Measure the flour & eggs out into their own shallow bowls.
Generously season each chicken cutlet with salt & pepper. Flip it to it's other side, and repeat seasoning.
Working with one cutlet at a time, coat them in flour. Pressing in if need be to ensure an even coat. Loosely give each cutlet a shake to remove any excess, then transfer them to the beaten eggs, turning to coat.
Working with a heavy bottomed pot, add oil until it's 1 1/2-2 inches deep. Heat the oil over medium high heat for 1-2 minutes.

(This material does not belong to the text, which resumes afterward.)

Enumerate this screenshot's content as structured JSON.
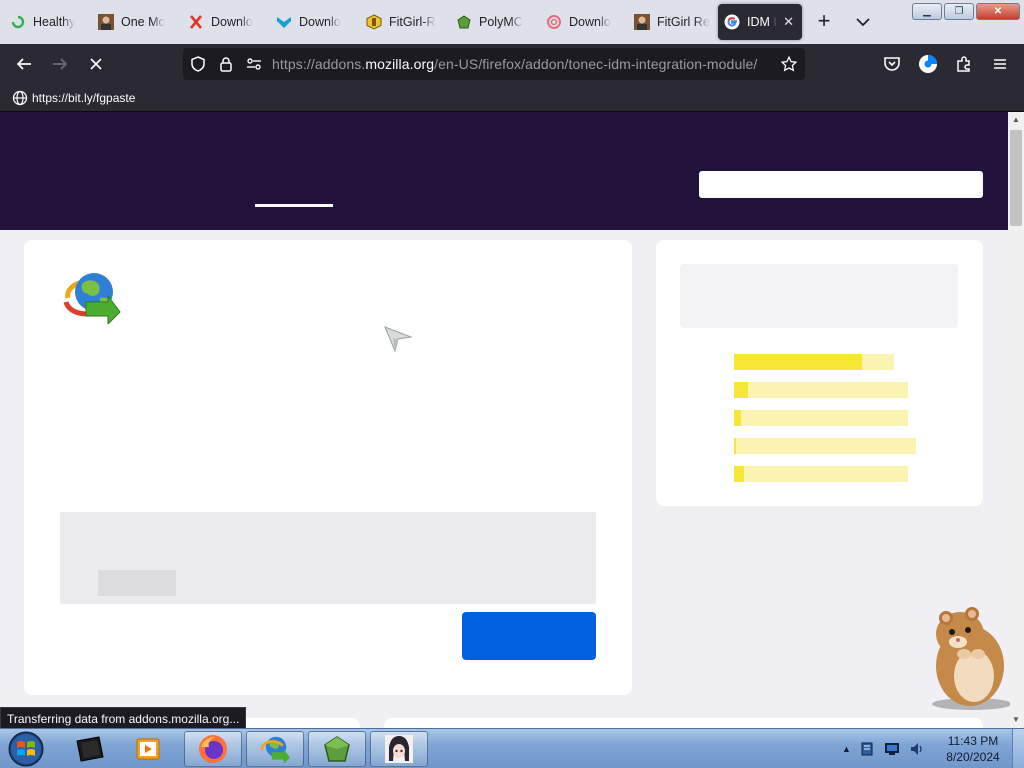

When the oil's hot, work in batches cooking 2 cutlets at a time. Let them cook for about three minutes, or until the edges are nice and golden brown.
Flip them, and cook an additional three minutes or until the other side is just as pleasantly golden brown. To ensure each cutlet is cooked through, use a meat thermometer and make sure the thickest part reads 165 degrees.
Transfer the cooked chicken to a paper towel lined plate, to drain off any excess grease. Repeat for the remaining cutlets.
Warm the sauce over medium low heat, just until heated through. Pour it evenly over the cutlets just before serving. Alternatively, you can toss the fried cutlets in the sauce, whichever works better for you personally.
Garnish the cutlets with freshly chopped Italian parsley, and serve with a side of freshly cooked white rice or pasta.